Program Educational Objectives (v. 7.0)
- Engineering Skills - Biomedical engineering graduates possess the skills required to function as entry level engineers as evaluated by the Fundamentals of Engineering examination. Additionally, they are able to solve multidisciplinary problems, evaluate alternative solutions to engineering problems and succeed in their selected profession.
- Design Skills - Biomedical engineering graduates demonstrate industrial and professional skills that allow them to function as productive members of an engineering design team. Industrial skills include an understanding of common industrial design practices and entrepreneurial ventures. Professional skills include effective communication, multi-disciplinary teamwork, leadership and global awareness.
- Professional Responsibility - Biomedical engineering graduates exhibit professional responsibility and recognize the ethical, legal and social issues involved in biomedical engineering. Alumni also recognize the need to include service to society in the form of service to the engineering profession as well as other social, charitable and civic organizations.
- Career Planning and Development - Biomedical engineering graduates engage in reflection, planning, self-assessment, growth and continual life-long learning to ensure a successful career.
Student Outcomes (v. 4.0)
Graduates will have the ability to:
- evaluate systems in the areas of medical instrumentation, biomaterials, biomechanics, signal processing, imaging, biomedical control systems and physiological modeling.
- apply knowledge of mathematics including calculus, differential equations, statistics and vector and matrix analyses.
- apply knowledge of science including physics, chemistry, biology and physiology.
- apply knowledge of engineering science across the range of engineering topics.
- solve problems at the interface of engineering and biology.

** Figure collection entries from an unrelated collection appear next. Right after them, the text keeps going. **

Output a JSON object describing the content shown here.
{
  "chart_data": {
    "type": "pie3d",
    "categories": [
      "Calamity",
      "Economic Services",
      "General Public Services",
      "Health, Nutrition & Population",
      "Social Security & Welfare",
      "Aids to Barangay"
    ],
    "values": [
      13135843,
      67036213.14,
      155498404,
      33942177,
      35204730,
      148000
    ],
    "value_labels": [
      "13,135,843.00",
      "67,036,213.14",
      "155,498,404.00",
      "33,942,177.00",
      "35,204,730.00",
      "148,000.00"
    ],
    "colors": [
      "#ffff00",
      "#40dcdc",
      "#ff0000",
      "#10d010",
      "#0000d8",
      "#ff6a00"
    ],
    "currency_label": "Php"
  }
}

- to design and conduct experiments, as well as to measure, analyze and interpret data involving both living and non-living systems.

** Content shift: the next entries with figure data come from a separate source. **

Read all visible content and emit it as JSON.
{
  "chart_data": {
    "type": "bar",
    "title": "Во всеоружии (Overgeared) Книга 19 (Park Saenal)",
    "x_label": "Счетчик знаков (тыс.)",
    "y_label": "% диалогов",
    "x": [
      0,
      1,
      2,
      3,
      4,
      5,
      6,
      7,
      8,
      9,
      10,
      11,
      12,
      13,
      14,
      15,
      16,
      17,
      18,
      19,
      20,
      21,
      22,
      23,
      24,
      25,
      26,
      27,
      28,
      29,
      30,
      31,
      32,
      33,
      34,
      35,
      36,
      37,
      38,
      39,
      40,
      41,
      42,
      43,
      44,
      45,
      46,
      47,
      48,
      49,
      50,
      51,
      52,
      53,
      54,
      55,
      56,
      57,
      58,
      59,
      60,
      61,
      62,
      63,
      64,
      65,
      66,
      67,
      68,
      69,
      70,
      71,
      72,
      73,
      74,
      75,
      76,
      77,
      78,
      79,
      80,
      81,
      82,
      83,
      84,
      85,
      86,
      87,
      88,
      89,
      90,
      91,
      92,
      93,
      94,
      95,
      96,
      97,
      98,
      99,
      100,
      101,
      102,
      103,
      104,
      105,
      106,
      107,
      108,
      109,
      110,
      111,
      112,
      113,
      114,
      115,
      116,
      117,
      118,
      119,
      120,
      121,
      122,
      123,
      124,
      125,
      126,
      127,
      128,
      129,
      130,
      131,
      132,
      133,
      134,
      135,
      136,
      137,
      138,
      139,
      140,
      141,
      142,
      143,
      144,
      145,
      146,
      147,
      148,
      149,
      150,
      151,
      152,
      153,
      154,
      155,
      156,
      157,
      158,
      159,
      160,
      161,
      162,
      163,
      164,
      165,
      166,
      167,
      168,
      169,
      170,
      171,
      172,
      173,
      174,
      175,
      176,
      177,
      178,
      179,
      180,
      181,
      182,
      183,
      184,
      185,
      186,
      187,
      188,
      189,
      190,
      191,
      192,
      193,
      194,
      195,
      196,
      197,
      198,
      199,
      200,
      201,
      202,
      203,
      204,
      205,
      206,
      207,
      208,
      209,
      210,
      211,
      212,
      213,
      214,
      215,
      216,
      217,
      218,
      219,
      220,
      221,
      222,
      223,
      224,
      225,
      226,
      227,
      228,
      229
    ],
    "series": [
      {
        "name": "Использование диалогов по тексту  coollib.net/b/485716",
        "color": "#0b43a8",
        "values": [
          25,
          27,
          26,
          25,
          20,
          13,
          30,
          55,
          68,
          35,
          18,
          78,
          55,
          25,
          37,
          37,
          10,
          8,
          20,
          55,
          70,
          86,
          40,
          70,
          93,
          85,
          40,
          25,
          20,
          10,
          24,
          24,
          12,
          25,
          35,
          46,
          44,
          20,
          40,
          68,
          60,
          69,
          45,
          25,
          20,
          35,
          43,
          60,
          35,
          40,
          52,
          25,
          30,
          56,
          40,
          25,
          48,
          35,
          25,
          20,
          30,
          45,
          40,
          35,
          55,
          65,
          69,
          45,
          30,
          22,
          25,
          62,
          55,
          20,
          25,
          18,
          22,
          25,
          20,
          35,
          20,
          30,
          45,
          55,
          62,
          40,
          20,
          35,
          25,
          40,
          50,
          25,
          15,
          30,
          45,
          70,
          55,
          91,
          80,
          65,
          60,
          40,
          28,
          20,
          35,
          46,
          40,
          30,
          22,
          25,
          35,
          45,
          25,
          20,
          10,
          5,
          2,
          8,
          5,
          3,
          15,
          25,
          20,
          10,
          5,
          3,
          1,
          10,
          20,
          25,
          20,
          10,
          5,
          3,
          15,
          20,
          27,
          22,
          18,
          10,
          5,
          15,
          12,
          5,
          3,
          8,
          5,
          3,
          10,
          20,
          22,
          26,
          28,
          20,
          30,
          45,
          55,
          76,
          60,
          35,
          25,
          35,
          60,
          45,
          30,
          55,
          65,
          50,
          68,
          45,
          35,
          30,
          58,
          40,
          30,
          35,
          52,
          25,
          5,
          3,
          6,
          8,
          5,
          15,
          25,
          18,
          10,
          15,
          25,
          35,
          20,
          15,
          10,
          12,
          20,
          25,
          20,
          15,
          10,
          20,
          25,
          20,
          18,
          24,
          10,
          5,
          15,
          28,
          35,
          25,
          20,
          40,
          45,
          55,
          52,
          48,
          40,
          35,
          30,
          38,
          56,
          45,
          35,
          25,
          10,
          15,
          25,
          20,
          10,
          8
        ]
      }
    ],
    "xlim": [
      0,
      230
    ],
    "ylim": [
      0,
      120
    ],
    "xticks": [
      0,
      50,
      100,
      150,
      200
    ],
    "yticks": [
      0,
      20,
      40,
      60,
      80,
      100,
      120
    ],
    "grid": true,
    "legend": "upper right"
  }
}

- identify, formulate and solve engineering problems involving living systems.
- use the techniques, skills and modern engineering tools necessary for engineering practice.
- design a system, component, or process considering realistic constraints such as economic, environmental, social, political, ethical, health and safety, manufacturability and sustainability to meet desired needs including the need to address the problems associated with the interaction between living and on-living materials and systems.
- communicate effectively.
- function on multi-disciplinary teams.
- understand professional and ethical responsibility including the special requirements imposed on engineering solutions applied to living systems.
- understand the impact of engineering solutions in a global, economic, environmental and societal context with special consideration given to health care issues.
- recognize the need for and desire to engage in lifelong learning.
- be aware of contemporary issues with special consideration given to those issues that apply to living systems.